The time command allows us to check the wall-clock (the elapsed time)

of running this job. As we can see, this example took only a small

fraction of a second (0.029 sec) to execute, but what if I want to add

the square root of integers from 1 to 1 000 000 000 ? Let us try

this, and again calculate the wall-clock time.

 

[jacek@beldin sigmasqrt]$ time ./sigmasqrt 1 1000000000

21081851083600.559000

real 16m45.937s

user 16m43.527s

sys 0m0.108s

 

 

 

This time, the execution time of the program is considerably longer.

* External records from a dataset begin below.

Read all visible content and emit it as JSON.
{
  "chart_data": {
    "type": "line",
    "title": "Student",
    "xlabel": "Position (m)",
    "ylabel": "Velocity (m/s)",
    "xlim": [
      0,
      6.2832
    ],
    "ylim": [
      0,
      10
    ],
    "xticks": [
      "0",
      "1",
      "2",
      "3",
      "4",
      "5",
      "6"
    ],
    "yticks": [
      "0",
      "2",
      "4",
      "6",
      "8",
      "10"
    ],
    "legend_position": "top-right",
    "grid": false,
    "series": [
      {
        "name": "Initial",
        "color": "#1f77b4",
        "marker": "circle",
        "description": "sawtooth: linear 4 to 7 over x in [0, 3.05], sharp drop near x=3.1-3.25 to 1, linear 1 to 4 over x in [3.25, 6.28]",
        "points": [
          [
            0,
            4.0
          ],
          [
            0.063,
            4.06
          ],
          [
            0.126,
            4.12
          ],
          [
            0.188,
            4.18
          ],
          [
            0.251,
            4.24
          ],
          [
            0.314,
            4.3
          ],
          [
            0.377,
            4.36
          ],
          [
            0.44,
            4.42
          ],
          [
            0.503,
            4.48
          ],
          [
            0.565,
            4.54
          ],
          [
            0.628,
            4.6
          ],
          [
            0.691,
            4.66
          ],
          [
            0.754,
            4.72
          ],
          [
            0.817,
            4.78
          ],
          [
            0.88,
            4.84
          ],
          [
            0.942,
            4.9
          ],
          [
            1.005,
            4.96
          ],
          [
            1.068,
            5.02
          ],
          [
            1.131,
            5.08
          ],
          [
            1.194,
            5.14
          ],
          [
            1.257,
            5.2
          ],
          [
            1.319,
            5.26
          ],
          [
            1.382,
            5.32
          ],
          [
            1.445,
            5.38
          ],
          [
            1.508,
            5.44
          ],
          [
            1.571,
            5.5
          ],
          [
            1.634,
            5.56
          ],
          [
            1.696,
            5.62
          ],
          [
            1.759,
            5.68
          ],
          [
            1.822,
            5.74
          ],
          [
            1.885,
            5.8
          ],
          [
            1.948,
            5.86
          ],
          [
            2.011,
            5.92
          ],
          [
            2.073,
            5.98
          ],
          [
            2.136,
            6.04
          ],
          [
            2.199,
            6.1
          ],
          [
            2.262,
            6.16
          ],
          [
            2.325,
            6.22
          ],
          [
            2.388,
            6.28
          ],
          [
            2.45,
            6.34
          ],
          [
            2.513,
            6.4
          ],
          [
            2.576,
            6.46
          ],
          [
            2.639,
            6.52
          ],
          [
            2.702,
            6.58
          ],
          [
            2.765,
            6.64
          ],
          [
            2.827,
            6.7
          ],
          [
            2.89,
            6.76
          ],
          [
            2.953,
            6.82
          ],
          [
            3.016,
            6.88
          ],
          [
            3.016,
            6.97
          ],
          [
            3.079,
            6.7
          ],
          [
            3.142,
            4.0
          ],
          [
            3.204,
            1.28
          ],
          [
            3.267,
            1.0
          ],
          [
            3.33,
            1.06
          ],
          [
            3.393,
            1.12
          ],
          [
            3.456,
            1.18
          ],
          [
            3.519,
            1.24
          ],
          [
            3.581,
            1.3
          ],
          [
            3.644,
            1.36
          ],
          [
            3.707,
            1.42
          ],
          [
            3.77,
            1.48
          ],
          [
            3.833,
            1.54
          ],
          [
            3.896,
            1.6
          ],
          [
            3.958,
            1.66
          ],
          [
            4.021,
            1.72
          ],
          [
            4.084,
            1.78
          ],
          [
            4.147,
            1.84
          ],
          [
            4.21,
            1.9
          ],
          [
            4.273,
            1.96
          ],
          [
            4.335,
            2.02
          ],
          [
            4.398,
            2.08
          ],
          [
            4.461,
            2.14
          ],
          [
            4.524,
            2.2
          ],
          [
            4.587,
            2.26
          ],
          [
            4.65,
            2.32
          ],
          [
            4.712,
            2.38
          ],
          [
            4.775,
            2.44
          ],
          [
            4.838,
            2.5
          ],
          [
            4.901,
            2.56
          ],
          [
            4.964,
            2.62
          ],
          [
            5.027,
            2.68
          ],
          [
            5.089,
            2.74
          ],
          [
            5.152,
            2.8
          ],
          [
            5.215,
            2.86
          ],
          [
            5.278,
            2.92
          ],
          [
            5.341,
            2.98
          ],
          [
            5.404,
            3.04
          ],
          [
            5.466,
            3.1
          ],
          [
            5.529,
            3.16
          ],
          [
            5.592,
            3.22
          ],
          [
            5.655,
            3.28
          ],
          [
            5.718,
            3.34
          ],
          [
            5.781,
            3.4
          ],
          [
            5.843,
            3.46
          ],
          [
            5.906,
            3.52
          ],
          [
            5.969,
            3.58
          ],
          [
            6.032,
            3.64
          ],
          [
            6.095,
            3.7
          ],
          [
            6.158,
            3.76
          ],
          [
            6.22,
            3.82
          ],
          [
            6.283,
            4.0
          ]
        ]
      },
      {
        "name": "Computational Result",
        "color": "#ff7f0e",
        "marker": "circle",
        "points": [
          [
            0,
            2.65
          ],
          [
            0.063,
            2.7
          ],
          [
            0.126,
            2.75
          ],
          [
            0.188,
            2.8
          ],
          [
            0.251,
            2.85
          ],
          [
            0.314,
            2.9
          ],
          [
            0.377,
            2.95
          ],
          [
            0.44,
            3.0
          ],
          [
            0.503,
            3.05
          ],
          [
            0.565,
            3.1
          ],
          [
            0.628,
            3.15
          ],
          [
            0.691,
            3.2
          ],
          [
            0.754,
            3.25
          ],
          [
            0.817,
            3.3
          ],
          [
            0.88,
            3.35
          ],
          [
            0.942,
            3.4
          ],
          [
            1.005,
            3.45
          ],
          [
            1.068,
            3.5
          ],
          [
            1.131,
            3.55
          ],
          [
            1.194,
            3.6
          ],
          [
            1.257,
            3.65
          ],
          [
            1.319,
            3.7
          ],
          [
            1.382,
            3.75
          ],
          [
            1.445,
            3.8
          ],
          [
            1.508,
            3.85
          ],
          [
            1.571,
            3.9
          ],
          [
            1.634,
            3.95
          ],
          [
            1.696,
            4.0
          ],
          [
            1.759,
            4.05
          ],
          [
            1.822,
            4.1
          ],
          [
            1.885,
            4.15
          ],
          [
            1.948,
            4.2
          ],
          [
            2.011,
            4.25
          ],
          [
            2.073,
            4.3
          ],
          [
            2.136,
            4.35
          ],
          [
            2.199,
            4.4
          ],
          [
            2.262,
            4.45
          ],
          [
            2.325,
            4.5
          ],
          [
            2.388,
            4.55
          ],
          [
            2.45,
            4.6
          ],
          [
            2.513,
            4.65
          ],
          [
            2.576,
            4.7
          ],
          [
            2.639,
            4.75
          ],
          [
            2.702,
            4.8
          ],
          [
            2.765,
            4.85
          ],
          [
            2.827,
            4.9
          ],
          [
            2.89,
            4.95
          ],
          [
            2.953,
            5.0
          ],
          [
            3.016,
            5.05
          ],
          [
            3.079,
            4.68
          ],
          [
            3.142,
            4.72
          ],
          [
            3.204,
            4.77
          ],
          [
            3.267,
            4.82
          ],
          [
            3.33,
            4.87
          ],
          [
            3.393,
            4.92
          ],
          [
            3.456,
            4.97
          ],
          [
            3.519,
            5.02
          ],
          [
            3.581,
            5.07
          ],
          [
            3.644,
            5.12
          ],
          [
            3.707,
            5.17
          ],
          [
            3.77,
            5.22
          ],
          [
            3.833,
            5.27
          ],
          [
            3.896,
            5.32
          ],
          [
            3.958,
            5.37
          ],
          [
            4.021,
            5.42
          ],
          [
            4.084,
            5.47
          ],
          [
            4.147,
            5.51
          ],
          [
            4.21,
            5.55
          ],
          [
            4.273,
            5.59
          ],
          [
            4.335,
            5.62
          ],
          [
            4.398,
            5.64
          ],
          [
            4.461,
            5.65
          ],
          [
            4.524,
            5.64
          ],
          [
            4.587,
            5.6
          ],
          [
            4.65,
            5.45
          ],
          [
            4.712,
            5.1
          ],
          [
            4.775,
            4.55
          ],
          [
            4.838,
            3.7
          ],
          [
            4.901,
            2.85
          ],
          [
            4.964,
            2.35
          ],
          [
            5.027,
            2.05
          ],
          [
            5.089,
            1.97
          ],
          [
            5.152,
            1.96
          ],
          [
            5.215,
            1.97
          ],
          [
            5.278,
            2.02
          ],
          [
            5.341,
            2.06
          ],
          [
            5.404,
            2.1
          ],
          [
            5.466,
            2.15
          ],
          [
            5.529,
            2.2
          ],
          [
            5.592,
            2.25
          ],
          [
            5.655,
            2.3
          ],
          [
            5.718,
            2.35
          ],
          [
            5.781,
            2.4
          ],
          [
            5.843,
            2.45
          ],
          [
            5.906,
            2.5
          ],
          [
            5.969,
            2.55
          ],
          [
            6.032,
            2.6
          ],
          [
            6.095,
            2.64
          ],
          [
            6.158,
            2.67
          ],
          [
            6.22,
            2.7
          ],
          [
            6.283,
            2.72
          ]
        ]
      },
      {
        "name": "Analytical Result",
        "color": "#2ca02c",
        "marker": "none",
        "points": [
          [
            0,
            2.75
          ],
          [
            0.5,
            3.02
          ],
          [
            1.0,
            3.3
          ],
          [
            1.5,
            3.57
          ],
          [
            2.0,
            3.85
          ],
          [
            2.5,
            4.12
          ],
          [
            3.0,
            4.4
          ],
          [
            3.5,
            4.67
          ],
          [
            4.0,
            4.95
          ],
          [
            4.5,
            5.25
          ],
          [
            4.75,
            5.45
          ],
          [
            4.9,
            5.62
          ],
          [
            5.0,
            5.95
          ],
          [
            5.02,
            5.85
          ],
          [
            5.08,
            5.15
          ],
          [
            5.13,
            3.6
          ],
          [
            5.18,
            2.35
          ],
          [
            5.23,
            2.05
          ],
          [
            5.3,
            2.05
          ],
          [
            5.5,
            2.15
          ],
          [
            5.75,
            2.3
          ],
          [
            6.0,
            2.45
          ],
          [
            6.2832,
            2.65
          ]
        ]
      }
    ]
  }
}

The obvious question to ask is what can we do to speed up the

execution time of the job? How can we change the way the job is

running to minimize the wall-clock time of running this job? The

obvious answer is to split the job into a number of sub-jobs and to

run these sub-jobs in parallel on all computers. We could split one

big addition task into 20 parts, calculating one range of square roots

and adding them on each node. When all nodes finish the calculation

and return their results, the 20 numbers could be added together to

obtain the final solution. Before we run this job we will make a

named pipe which will be used by all processes to write their results.

 

[jacek@beldin sigmasqrt]$ mkfifo output

[jacek@beldin sigmasqrt]$ ./prun.sh & time cat output | ./sum

[1] 5085

21081851083600.941000

[1]+ Done ./prun.sh

real 0m58.539s

user 0m0.061s

sys 0m0.206s

 

 

This time we get about 58.5 seconds. This is the time from starting

the job until all the nodes have finished their computations and

written their results into the pipe. The time does not include the

final addition of the twenty numbers, but this time is a very small

fraction of a second and can be ignored. We can see that there is a

significant improvement in running this job in parallel. In fact the

parallel job ran about 17 times faster, which is very reasonable for a

20 fold increase in the number of CPUs. The purpose of the above

example is to illustrate the simplest method of parallelising

concurrent code. In practice such simple examples are rare and

different techniques (PVM and PMI APIs) are used to achieve the

parallelism.

 

 

3.3. How does Beowulf differ from a COW ?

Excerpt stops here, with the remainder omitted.